MetricFlow to KTX Semantic Layer
A MetricFlow semantic_model maps to an SL source; MetricFlow measures map to KTX measures; MetricFlow entities map to KTX joins; MetricFlow metrics (top-level) map to KTX measures OR to cross-model derived measures. Files in one WorkUnit are ALWAYS part of the same logical entity (a connected component, possibly spanning extends: + cross-model metric refs). Flatten inheritance and cross-file references at write time.
Mapping table
| MetricFlow | KTX form | Notes |
|---|---|---|
semantic_model: X { model: ref('t') } with measures + dimensions | Overlay at <connId>/X.yaml with measures, computed-only columns, column_overrides, joins | The model: ref resolves to a manifest table. |
semantic_model: X { model: source('s','t') } | Overlay at <connId>/X.yaml over table t. | Same shape; source() still resolves to a physical table. |
semantic_model: X { model: <literal> } with no manifest entry | Standalone with explicit sql:, grain:, columns: | Happens when the dbt manifest isn't available. |
semantic_model: Y { extends: X } | Merge Y's measures/dimensions/entities into X's overlay, or write a single overlay named for the most-derived child (Y) containing both X's and Y's primitives | Do not emit a second overlay for X - flatten. |
measures: [{ name, agg, expr }] | measures: [{ name, expr: "<agg>(<expr>)" }] | Aggregation inlined. agg: count_distinct → count(distinct ...). |
entities: [{ name, type: primary }] | grain: [<entity_name-or-expr>] on the overlay/standalone | Primary/unique entities drive grain. |
entities: [{ name, type: foreign }] | joins: entry joining to the primary-entity's semantic_model | Only when a matching primary is discoverable. |
metrics: [{ type: simple, type_params: { measure: X } }] | If the base measure is labeled/described by the metric: in-place edit to the existing measure.
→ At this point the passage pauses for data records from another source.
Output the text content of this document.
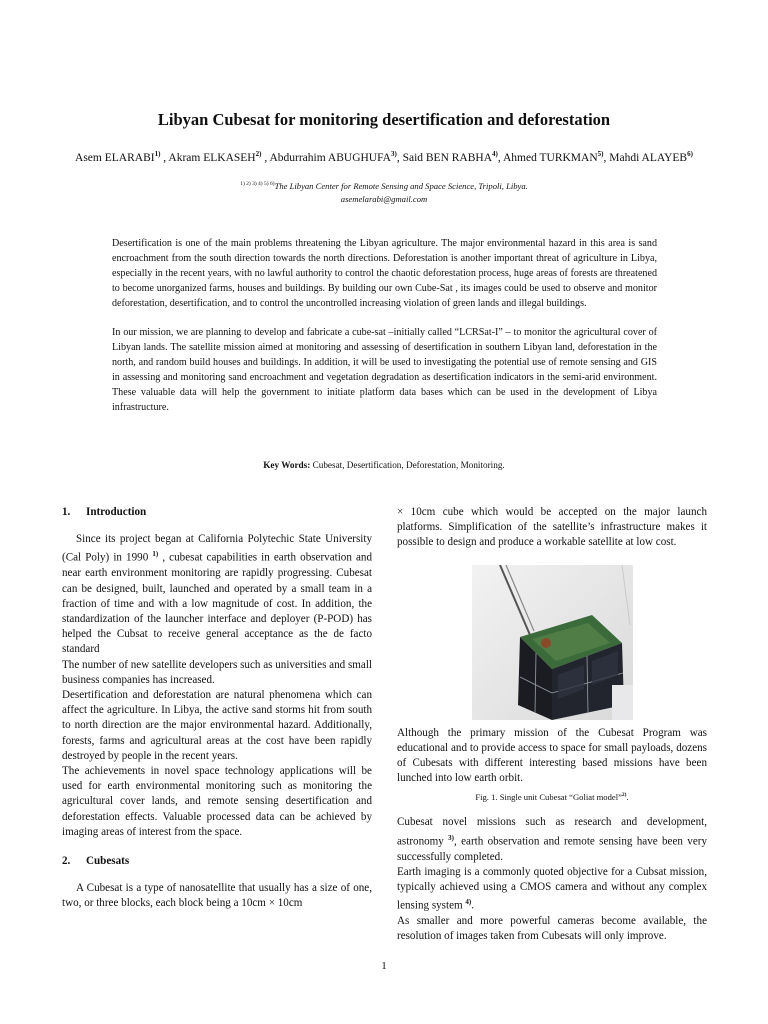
Libyan Cubesat for monitoring desertification and deforestation
Asem ELARABI$^{1)}$ , Akram ELKASEH$^{2)}$ , Abdurrahim ABUGHUFA$^{3)}$, Said BEN RABHA$^{4)}$, Ahmed TURKMAN$^{5)}$, Mahdi ALAYEB$^{6)}$
$^{1) 2) 3) 4) 5) 6)}$The Libyan Center for Remote Sensing and Space Science, Tripoli, Libya.
asemelarabi@gmail.com

Desertification is one of the main problems threatening the Libyan agriculture. The major environmental hazard in this area is sand encroachment from the south direction towards the north directions. Deforestation is another important threat of agriculture in Libya, especially in the recent years, with no lawful authority to control the chaotic deforestation process, huge areas of forests are threatened to become unorganized farms, houses and buildings. By building our own Cube-Sat , its images could be used to observe and monitor deforestation, desertification, and to control the uncontrolled increasing violation of green lands and illegal buildings.

In our mission, we are planning to develop and fabricate a cube-sat –initially called “LCRSat-I” – to monitor the agricultural cover of Libyan lands. The satellite mission aimed at monitoring and assessing of desertification in southern Libyan land, deforestation in the north, and random build houses and buildings. In addition, it will be used to investigating the potential use of remote sensing and GIS in assessing and monitoring sand encroachment and vegetation degradation as desertification indicators in the semi-arid environment. These valuable data will help the government to initiate platform data bases which can be used in the development of Libya infrastructure.

Key Words: Cubesat, Desertification, Deforestation, Monitoring.
1. Introduction

Since its project began at California Polytechic State University (Cal Poly) in 1990 $^{1)}$ , cubesat capabilities in earth observation and near earth environment monitoring are rapidly progressing. Cubesat can be designed, built, launched and operated by a small team in a fraction of time and with a low magnitude of cost. In addition, the standardization of the launcher interface and deployer (P-POD) has helped the Cubsat to receive general acceptance as the de facto standard

The number of new satellite developers such as universities and small business companies has increased.

Desertification and deforestation are natural phenomena which can affect the agriculture. In Libya, the active sand storms hit from south to north direction are the major environmental hazard. Additionally, forests, farms and agricultural areas at the cost have been rapidly destroyed by people in the recent years.

The achievements in novel space technology applications will be used for earth environmental monitoring such as monitoring the agricultural cover lands, and remote sensing desertification and deforestation effects. Valuable processed data can be achieved by imaging areas of interest from the space.

2. Cubesats

A Cubesat is a type of nanosatellite that usually has a size of one, two, or three blocks, each block being a 10cm × 10cm

× 10cm cube which would be accepted on the major launch platforms. Simplification of the satellite’s infrastructure makes it possible to design and produce a workable satellite at low cost.

Although the primary mission of the Cubesat Program was educational and to provide access to space for small payloads, dozens of Cubesats with different interesting based missions have been lunched into low earth orbit.

Fig. 1. Single unit Cubesat “Goliat model”$^{2)}$.

Cubesat novel missions such as research and development, astronomy $^{3)}$, earth observation and remote sensing have been very successfully completed.

Earth imaging is a commonly quoted objective for a Cubsat mission, typically achieved using a CMOS camera and without any complex lensing system $^{4)}$.

As smaller and more powerful cameras become available, the resolution of images taken from Cubesats will only improve.

1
Otherwise leave as-is. | Same-name metrics can absorb metadata. |
metrics: [{ type: simple, filter: <jinja> }] | New measure on the same source, with the filter translated to SQL and attached via filter: | Translate Jinja {{ Dimension('x__y') }} to the column name y. |
metrics: [{ type: derived, type_params: { expr, metrics } }] | Derived measure on whichever source owns the referenced measures, with expr: referencing measure names | If the metric spans models, still write it once on the source owning the "primary" measure (the one the agent judges most central). Mention the cross-model chain in the description. |
metrics: [{ type: ratio, type_params: { numerator, denominator } }] | Same as derived; expr: "numerator / NULLIF(denominator, 0)" if no explicit expr | Safe-division by default. |
metrics: [{ type: cumulative, type_params: { window, grain_to_date } }] | Standalone source with a window-function SQL; reference the resulting column as a normal measure | KTX SL has no first-class cumulative primitive (spec Non-goals). |
metrics: [{ type: conversion }] | Flag for human - do NOT write. Emit a wiki note describing the intended semantics. | No KTX equivalent in v1. |
| Metric not mappable | Wiki page <metric_name>-definition.md with the full YAML body quoted | Capture the intent even if we can't emit SL. |
Type map: MetricFlow time to KTX time; categorical to string; number to number; boolean to boolean. Follow expr over name when both differ - expr is the physical column.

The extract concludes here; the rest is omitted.